New releases by Los Hermanos Ballumbrosio, Avalanche Kaito and The Shipbuilders

Los Hermanos Ballumbrosio
Homenaje a El Carmen/Homage to El Carmen
(Buh Records)

THE town of El Carmen, 200 miles south of Lima, is home to the largest black community in Peru and Los Hermanos Ballumbrosio are mesmerising exponents of the local music distinctly structured around west African rhythms and evolved by slave communities into the festejo and panalivio dances.

The sound is articulated with cajon (box), quijada (jawbone), congas, bongo and bata drums, violin and zapateo (shoe-tapping) and defines the cultural universe of El Carmen.

The combinations of the brothers’ voices in leads and choruses bewitch with their polyphonic textures.

These songs are collective narratives about the difficulties of rural life — the magnetic Lucio Cotito, and the pulsating Vamos a la Pampa deal with slavery and liberating revolution.

Hatajo de Negritos, a traditional religious dance, violin-driven and hypnotic, is listed as Intangible Cultural Heritage of Humanity by Unesco.

Avalanche Kaito
Avalanche Kaito


IN Burkina Faso as much of western Africa the griot — tribal storyteller and musician — preserves the genealogies, historical narratives and oral traditions of their people, while targeted paeans subsidise income.

The position is hereditary and Kaito Winse comes from one such a family in the village of Lankoue in the north of the country.

This much is history but what this album offers is nothing short of astonishing.

Kaito Winse (vocals, tama, peul flutes, mouth bow) teams up with Belgians
Nico Gitto (electric guitar) and Benjamin Chaval (drums, pure data, electronics) who, while providing rock muscle, have submerged themselves symbiotically into the griot idiom.

The results are musical landscapes of transcendent beauty and fidelity to its African ancestry.

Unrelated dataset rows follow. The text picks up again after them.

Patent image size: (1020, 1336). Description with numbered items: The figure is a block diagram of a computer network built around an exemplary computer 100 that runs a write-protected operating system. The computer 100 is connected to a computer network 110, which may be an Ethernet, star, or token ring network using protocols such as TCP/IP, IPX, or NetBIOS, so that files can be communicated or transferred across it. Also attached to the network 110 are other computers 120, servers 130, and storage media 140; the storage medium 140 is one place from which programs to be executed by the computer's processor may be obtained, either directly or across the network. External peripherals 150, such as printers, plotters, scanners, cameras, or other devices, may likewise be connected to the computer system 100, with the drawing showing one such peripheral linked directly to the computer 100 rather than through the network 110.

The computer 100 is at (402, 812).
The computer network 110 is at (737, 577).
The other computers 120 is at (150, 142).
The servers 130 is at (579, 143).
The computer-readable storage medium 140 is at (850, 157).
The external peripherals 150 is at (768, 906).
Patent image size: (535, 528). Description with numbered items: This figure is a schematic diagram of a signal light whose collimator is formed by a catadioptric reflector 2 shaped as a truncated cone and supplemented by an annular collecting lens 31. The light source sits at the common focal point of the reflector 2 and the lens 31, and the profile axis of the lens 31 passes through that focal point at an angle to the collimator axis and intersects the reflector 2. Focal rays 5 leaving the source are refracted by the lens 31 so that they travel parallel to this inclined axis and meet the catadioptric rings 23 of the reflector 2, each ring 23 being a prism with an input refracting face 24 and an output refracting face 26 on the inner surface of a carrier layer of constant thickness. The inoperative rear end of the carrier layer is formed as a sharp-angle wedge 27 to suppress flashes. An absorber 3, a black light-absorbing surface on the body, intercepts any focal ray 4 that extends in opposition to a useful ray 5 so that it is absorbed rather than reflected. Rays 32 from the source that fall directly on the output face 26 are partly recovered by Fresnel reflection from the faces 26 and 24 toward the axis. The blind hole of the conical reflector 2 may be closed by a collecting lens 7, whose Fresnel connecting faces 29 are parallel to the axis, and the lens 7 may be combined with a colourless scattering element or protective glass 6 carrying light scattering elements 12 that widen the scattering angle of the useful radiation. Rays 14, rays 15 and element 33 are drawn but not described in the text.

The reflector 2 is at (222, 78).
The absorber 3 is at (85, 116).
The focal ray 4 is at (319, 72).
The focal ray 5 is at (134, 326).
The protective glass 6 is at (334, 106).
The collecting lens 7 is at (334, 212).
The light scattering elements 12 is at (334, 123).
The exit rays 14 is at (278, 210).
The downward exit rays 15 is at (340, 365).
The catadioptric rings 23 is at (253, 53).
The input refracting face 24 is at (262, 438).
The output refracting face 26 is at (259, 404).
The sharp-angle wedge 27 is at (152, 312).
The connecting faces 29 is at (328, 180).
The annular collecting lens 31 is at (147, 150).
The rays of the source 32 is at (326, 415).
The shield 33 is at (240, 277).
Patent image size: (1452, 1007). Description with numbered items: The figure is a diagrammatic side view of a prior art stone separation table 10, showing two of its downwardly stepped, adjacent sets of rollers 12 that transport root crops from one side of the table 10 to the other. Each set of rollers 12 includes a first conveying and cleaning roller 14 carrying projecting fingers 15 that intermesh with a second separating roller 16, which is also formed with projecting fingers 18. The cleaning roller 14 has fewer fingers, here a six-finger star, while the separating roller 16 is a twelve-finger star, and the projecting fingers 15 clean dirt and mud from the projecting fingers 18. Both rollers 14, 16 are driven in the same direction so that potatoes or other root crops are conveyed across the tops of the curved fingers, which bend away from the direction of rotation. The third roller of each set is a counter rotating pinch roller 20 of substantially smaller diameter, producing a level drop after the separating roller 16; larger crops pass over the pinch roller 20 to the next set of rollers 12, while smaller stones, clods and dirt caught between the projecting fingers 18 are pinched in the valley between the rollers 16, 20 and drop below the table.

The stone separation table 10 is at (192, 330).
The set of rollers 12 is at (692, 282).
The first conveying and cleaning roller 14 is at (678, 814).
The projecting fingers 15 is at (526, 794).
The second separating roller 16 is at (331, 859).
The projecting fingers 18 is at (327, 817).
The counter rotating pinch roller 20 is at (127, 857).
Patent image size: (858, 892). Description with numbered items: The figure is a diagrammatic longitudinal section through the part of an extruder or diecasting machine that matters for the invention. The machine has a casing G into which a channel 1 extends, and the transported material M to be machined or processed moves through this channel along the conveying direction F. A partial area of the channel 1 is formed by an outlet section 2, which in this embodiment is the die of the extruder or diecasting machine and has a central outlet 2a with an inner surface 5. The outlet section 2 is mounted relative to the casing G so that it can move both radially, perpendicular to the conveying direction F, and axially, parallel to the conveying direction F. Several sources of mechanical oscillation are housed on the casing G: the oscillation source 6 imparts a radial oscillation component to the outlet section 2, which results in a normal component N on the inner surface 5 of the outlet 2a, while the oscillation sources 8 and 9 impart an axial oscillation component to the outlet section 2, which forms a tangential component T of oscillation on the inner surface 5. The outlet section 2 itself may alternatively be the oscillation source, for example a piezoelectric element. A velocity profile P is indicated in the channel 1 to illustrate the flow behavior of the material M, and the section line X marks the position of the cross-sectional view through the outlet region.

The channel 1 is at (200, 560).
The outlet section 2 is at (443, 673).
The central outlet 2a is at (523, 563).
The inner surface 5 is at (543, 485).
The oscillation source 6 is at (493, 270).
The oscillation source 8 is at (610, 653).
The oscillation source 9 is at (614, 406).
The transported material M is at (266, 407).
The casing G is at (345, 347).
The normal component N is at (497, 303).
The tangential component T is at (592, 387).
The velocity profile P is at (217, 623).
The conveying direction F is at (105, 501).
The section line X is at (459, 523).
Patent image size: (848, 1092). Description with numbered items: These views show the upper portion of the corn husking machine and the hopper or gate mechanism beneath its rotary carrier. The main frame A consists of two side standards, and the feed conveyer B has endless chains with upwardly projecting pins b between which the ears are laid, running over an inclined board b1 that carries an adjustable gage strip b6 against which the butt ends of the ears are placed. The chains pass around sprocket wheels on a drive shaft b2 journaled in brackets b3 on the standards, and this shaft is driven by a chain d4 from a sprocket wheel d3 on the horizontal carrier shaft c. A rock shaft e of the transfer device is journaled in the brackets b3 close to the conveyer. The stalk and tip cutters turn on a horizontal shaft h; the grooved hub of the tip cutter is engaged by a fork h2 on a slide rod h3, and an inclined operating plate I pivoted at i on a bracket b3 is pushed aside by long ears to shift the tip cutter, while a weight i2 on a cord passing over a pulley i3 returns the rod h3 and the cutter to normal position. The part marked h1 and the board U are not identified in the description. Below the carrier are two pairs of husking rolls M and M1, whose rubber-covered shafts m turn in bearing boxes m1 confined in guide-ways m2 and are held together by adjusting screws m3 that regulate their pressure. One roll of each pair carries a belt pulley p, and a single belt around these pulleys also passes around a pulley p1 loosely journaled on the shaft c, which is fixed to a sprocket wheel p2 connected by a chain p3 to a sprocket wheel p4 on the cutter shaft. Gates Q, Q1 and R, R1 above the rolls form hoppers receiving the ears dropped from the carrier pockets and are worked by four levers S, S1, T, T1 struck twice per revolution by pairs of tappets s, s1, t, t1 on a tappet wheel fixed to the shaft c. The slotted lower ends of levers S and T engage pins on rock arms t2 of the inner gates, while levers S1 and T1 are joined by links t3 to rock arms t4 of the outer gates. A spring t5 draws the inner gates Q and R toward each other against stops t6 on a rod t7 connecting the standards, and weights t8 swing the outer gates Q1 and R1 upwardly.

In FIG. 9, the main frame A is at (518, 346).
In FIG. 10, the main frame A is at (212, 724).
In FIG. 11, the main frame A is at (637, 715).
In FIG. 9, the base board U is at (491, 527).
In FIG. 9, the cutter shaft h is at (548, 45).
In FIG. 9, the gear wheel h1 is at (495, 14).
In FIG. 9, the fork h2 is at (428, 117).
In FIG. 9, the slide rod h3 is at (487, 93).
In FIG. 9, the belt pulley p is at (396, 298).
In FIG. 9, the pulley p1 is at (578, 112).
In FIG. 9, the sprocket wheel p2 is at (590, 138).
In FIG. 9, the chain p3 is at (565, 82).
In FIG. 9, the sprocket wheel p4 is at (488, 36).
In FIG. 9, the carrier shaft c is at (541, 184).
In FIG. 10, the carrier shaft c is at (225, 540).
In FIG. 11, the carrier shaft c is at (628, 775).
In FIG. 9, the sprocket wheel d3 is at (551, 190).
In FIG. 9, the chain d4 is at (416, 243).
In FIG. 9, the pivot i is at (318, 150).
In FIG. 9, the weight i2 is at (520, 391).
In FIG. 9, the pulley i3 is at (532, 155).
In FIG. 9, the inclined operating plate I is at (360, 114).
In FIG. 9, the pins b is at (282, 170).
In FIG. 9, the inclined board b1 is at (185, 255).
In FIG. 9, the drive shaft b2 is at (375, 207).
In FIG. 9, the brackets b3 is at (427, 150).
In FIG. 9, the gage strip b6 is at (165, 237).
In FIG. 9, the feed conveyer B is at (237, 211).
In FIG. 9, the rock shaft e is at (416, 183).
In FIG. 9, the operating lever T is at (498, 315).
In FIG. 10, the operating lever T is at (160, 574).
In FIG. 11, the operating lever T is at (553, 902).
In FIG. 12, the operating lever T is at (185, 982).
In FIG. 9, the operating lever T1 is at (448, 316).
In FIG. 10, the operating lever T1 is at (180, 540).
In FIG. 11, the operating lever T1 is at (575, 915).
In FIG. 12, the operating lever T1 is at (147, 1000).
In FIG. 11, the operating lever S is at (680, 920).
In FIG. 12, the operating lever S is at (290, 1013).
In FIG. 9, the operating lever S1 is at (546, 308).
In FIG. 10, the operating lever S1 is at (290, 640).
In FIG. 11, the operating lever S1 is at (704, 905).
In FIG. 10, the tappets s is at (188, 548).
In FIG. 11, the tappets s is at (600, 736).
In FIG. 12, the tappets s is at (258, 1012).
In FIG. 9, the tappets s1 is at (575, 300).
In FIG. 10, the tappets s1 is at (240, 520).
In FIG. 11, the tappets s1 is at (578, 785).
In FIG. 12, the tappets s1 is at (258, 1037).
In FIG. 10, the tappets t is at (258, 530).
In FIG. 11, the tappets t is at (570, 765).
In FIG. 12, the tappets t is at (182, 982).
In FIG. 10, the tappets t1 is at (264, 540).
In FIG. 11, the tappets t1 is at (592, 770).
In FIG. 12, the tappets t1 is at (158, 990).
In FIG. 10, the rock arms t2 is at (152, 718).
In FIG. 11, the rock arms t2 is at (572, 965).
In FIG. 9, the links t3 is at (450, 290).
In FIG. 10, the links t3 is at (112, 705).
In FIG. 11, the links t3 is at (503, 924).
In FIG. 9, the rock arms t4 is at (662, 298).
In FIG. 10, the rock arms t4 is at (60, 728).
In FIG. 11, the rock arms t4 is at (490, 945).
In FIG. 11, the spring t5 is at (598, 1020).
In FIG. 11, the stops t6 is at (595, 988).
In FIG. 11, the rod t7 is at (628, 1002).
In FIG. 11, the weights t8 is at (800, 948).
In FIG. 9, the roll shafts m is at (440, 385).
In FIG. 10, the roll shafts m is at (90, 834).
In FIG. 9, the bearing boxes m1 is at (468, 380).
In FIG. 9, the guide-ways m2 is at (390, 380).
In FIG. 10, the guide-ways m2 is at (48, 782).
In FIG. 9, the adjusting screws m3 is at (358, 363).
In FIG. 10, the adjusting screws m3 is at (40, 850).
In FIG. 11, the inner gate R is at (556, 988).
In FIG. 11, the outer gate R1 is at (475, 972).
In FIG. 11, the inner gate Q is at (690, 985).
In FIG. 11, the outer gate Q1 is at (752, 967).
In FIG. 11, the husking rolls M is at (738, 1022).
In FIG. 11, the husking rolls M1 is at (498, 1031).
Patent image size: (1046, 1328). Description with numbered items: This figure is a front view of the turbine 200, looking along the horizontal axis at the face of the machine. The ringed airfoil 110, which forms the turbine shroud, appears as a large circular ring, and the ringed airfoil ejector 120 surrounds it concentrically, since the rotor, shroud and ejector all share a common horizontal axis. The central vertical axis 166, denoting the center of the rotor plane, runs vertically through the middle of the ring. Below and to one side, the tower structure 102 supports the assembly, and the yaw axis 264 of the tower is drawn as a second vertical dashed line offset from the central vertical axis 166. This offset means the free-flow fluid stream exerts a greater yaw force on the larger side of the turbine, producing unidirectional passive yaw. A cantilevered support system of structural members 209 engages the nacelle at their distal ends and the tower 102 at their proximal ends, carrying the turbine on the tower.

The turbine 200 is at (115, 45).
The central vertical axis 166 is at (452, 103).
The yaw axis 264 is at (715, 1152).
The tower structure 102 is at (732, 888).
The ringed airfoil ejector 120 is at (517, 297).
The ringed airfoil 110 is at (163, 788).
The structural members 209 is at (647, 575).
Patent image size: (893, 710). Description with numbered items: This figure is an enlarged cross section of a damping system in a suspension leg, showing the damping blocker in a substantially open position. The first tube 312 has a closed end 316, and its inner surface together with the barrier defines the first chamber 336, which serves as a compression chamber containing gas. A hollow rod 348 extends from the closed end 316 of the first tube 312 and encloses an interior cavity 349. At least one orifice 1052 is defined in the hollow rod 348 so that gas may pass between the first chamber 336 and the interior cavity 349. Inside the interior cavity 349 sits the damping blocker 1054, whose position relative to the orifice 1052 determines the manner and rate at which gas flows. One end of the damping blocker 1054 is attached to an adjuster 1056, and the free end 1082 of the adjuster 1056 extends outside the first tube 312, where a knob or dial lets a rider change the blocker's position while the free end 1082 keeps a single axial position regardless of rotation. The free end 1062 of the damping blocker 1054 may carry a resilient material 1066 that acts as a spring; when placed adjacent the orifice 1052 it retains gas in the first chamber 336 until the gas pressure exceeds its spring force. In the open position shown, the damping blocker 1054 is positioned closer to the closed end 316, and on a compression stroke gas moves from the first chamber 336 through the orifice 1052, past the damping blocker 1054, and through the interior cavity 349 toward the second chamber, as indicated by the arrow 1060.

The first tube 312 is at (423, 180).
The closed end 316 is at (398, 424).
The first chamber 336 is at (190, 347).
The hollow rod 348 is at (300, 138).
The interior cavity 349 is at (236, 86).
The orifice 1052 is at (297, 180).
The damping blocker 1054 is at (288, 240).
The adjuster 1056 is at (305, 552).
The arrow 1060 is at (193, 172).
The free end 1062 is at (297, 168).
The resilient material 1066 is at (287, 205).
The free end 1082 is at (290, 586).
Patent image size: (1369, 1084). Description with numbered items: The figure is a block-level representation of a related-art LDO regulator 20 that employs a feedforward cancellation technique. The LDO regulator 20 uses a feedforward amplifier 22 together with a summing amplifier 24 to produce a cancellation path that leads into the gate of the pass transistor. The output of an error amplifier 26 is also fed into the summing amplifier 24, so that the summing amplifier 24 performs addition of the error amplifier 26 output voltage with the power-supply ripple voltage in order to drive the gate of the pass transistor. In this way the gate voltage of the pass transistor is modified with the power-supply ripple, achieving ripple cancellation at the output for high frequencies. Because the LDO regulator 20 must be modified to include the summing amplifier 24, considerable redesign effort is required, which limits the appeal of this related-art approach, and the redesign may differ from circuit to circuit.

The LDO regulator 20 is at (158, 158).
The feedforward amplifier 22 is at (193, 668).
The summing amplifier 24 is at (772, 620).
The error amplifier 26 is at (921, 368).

The restless The Cobra’s Meal, Windmill or the hypnotic Le Grand-pere/The Grandpa, Sunguru or Douaga — reminiscent of their big hit Dabalomuni — simply mesmerise. Miss not.

The Shipbuilders
Spring Tide
Mai 68 Records


THE Shipbuilders’ universe is worth exploring. Their “Shipwrecked” club nights have hosted over the past four years some of Merseyside's finest bands and spoken word artists, while raising funds and food for local foodbanks.

Musically they are very good indeed, with an engrossing melange of Spanish civil war laments, Gypsy arias and odes to drinking.

Singer Matty Loughlin-Day speaks of his fascination with “the concept of Cante Jondo, the folk music of Andalusia that literally translates to ‘deep song.’ Lorca wrote about it in his poetry and Hemingway loved it — it strikes straight to the heart.”

The spectacular Moons, written from the perspective of a soldier in the Spanish civil war, who hears “the wailings of this life and the next collide, while lamenting his love’s death and pondering if the same fate will fall on him.”

These Scousers are going places. Godspeed!